The Thomas Fisher Rare Book Library, where I spent most of my time in Toronto

The Robarts Library





 Here are a few (prettier) photos of the University of Toronto:


Atwood studied at the University of Toronto where she started publishing poems and short stories in the University literary journal, Acta Victoriana, and many of her characters study or have studied in the same University.  This is the case of Christine, the protagonist of “The Man from Mars” in the collection Dancing Girls, who is being stalked by a man “from another culture”, as her mother would say, and ultimately considers the episode as “an amusing story”, a story that gives Christine some aura until her stalker is deported. 

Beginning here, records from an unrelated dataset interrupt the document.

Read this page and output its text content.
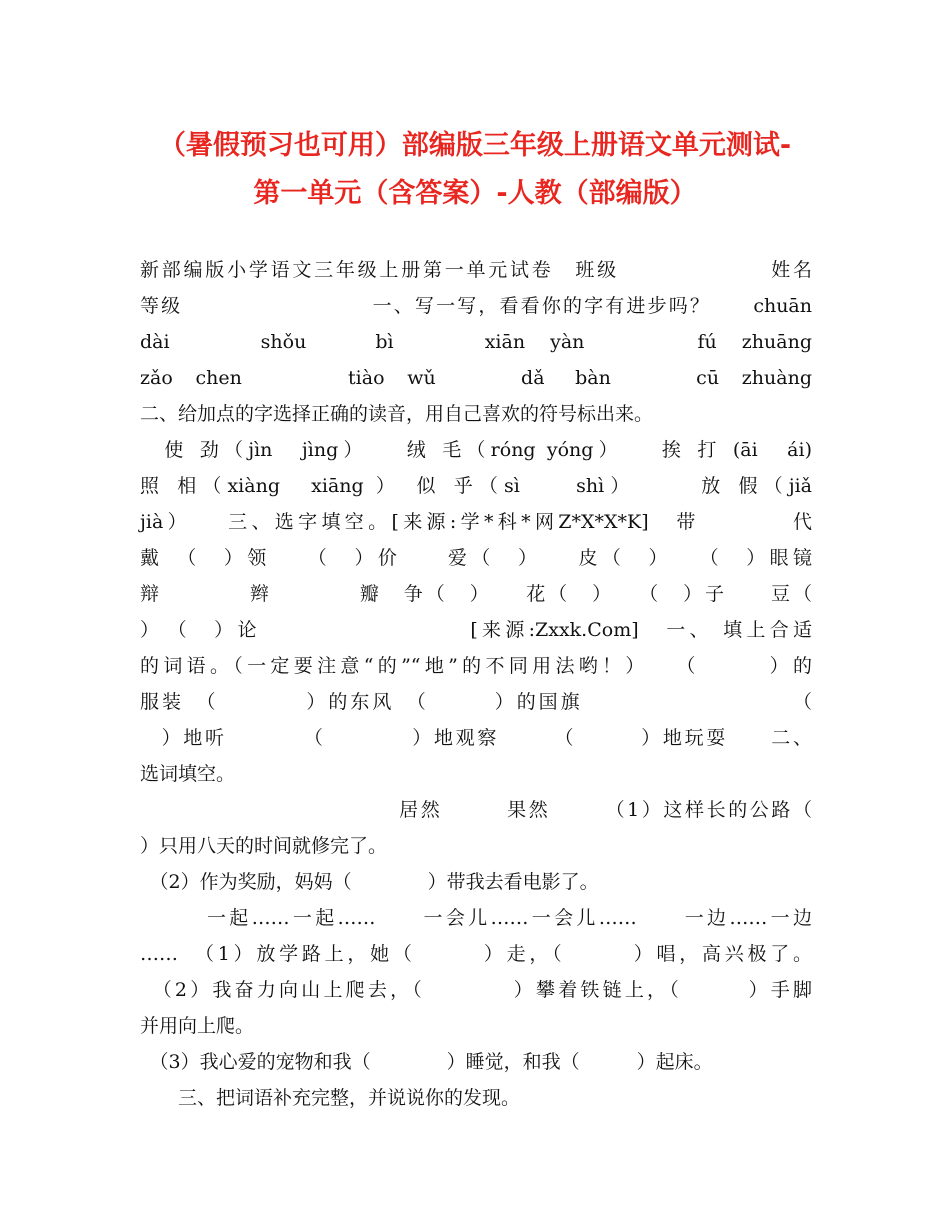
（暑假预习也可用）部编版三年级上册语文单元测试-
第一单元（含答案）-人教（部编版）
新部编版小学语文三年级上册第一单元试卷　班级　　　　　　　姓名
等级　　　　　　　　　一、写一写，看看你的字有进步吗？　　chuān
dài　　　　shǒu　　　bì　　　　xiān　yàn　　　　　fú　zhuāng
zǎo　chen　　　　　tiào　wǔ　　　　dǎ　 bàn　　　　cū　zhuàng
二、给加点的字选择正确的读音，用自己喜欢的符号标出来。
　使 劲（jìn　jìng）　　绒 毛（róng yóng）　　挨 打 (āi　ái)
照 相（xiàng　xiāng ）　似 乎（sì　　shì）　　　放 假（jiǎ
jià）　　三、选字填空。[来源:学*科*网Z*X*X*K]　带　　　　代
戴　（　）领　　（　）价　　爱（　）　　皮（　）　　（　）眼镜
辩　　　　辫　　　　瓣　争（　）　　花（　）　　（　）子　　豆（
）　（　）论　　　　　　　　　[来源:Zxxk.Com]　一、 填上合适
的词语。（一定要注意“的”“地”的不同用法哟！）　　（　　　）的
服装　（　　　　）的东风　（　　　）的国旗　　　　　　　　　　（
　）地听　　　　（　　　　）地观察　　　（　　　）地玩耍　　二、
选词填空。
　　　　　　　　　　　　居然　　　果然　　　（1）这样长的公路（
）只用八天的时间就修完了。
　（2）作为奖励，妈妈（　　　　）带我去看电影了。
　　　一起……一起……　　一会儿……一会儿……　　一边……一边
……　（1）放学路上，她（　　　）走，（　　　）唱，高兴极了。
　（2）我奋力向山上爬去，（　　　　）攀着铁链上，（　　　）手脚
并用向上爬。
　（3）我心爱的宠物和我（　　　　）睡觉，和我（　　　）起床。
　　三、把词语补充完整，并说说你的发现。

Here is her first encounter with this foreign student:

“Halfway across the park she stopped to take off her cardigan.  As she bent over to pick up her tennis racquet again someone touched her on her freshly bared arm.  Christine seldom screamed; she straightened up suddenly, gripping the handle of her racquet.  It was not one of the old men, however; it was a dark-haired boy of twelve or so.

‘Excuse me,’ he said, ‘I searched for Economics Building.  Is it there?’  He motioned towards the west.

Christine looked at him more closely.  She had been mistaken: he was not young, just short.  He came a little above her shoulder, but then, she was just above the average height; ‘statuesque,’ her mother called it when she was straining.  He was also what was referred to in their family as ‘a person from another culture’: oriental without a doubt, though perhaps not Chinese.”